Ted, in her poem, talks so much about objects. He mentions chairs and things to drink and sunshine and coffee and money and asses and cigarettes and Pepsi and the newspaper and doughnuts and … philosophy. It is funny to place philosophy into his litany of things, so it is an object. He says in the poem You have no philosophy which sounds to me like half Dude, you’re out of toilet paper and half Yakkity yakkity yak.

In an exquisite example of bibliomancy (bibliomancy is always exquisite, no?), “The Trouble With You Girls” is also about “the enduring power of self expression.” Go figure. Ted’s standing in for what the power must endure; in this poem it is money, patriarchy, lofty ideals about the artist, the outside world of news and current events, the body’s needs.
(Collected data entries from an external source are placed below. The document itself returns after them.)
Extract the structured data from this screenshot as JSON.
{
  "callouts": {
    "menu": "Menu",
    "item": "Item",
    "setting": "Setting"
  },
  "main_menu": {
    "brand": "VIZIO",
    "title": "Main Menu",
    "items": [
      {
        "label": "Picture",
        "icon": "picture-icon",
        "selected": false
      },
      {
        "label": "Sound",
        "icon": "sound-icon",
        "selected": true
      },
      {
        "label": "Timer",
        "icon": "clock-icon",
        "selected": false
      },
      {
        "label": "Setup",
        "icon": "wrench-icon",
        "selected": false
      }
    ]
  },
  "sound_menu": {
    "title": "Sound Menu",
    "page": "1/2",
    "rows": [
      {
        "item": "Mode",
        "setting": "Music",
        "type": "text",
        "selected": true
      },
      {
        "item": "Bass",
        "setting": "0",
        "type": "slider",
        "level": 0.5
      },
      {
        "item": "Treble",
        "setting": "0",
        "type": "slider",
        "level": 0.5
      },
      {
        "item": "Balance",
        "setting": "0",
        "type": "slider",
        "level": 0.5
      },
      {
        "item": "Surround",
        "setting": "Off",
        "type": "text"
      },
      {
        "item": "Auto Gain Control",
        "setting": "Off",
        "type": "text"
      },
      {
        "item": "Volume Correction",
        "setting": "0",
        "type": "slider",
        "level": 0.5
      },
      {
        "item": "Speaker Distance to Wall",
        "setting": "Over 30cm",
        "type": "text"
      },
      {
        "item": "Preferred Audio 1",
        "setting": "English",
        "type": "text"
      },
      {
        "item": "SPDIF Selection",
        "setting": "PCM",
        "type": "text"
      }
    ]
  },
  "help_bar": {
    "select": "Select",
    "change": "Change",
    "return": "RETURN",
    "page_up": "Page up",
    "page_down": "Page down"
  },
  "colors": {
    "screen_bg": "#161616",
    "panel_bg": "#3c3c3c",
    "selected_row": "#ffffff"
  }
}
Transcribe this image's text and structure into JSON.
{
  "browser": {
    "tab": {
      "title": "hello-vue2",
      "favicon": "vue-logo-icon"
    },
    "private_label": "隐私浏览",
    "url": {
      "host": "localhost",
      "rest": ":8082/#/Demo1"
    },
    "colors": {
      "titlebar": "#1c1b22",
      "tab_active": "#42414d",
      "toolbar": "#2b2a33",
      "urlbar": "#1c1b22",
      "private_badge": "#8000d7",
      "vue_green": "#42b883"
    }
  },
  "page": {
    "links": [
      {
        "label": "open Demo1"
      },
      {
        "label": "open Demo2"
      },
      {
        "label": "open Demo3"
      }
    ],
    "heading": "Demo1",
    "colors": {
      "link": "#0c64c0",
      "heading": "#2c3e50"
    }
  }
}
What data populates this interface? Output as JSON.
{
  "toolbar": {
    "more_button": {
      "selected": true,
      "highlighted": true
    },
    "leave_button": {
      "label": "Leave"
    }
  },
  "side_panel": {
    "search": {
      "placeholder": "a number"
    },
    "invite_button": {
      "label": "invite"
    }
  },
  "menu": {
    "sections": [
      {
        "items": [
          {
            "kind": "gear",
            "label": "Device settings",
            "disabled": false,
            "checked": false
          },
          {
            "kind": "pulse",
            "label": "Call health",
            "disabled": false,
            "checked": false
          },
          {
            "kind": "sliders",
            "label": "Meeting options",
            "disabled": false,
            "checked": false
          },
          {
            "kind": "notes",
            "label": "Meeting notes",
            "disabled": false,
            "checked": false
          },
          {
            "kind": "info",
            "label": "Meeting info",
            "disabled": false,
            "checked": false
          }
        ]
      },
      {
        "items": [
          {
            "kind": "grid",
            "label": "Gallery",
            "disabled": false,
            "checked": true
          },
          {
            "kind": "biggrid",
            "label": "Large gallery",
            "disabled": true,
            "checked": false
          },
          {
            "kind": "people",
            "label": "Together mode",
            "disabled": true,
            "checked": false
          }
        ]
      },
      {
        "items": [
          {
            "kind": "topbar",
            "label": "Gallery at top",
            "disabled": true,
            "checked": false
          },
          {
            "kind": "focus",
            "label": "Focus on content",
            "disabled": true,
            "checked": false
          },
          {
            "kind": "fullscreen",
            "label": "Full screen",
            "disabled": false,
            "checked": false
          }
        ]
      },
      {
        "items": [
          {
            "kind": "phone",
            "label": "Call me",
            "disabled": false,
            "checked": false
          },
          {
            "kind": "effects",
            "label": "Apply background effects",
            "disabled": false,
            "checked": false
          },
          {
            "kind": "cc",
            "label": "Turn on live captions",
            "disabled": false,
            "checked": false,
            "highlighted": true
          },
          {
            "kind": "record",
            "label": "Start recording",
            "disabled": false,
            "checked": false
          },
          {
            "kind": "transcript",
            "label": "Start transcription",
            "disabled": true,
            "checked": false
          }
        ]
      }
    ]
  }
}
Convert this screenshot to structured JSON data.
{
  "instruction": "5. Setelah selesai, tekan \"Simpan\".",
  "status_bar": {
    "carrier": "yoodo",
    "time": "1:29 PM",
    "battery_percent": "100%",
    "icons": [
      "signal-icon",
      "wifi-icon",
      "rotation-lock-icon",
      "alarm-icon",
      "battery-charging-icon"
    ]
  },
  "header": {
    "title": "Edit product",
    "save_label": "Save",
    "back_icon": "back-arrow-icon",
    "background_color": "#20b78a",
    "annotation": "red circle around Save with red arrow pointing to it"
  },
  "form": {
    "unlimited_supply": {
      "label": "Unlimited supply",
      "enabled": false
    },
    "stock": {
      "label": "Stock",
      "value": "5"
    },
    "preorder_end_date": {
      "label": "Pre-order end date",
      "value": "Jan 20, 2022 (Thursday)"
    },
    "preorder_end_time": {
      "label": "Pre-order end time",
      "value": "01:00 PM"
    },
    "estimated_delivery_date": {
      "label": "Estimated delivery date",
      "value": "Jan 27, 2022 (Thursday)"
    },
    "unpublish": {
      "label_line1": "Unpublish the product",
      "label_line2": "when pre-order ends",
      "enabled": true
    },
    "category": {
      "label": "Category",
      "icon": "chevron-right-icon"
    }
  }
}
A couple of weeks ago, my friend Julia asked me to speak to her students about a few poems I wrote. Sometimes I don’t know who I am until I say it out loud. This time, a student asked me if I believe in the angels and muses that some poets and artists say come and speak through them. I told them I have never had such an angel, but I believe in other people’s angels. I also said, almost as if in warning, that the existence of these angels doesn’t let us off the hook. That there is a lot of work we must do to prepare ourselves for the arrival of angels. Gotta fill yourself up with stuff angels like.

Then I said, and this scared the hell out of me: I have been preparing for these angels my whole life.

If this is true, then getting a DUI a million years ago and breaking my sister’s horse cookie out of jealousy another million years ago and crying in front of my boss last month and divorcing and mooning the Grand Canyon and staying on the phone for hours with a sick friend and cleaning my mother’s house on my hands and knees and sneaking into Lethal Weapon II and watching my child do The Floss and being a librarian and forgetting to buy deodorant last night was all in preparation for the arrival of angels. It seems impossible but, it was, it is. It’s a terrifying relief, frankly. I don’t have to write “prepare for angels” on my to do list. In fact! And this is wonderful! I will rename my to do list: Prep for Angels List.

Sometimes I’m a lot more Ted than I think.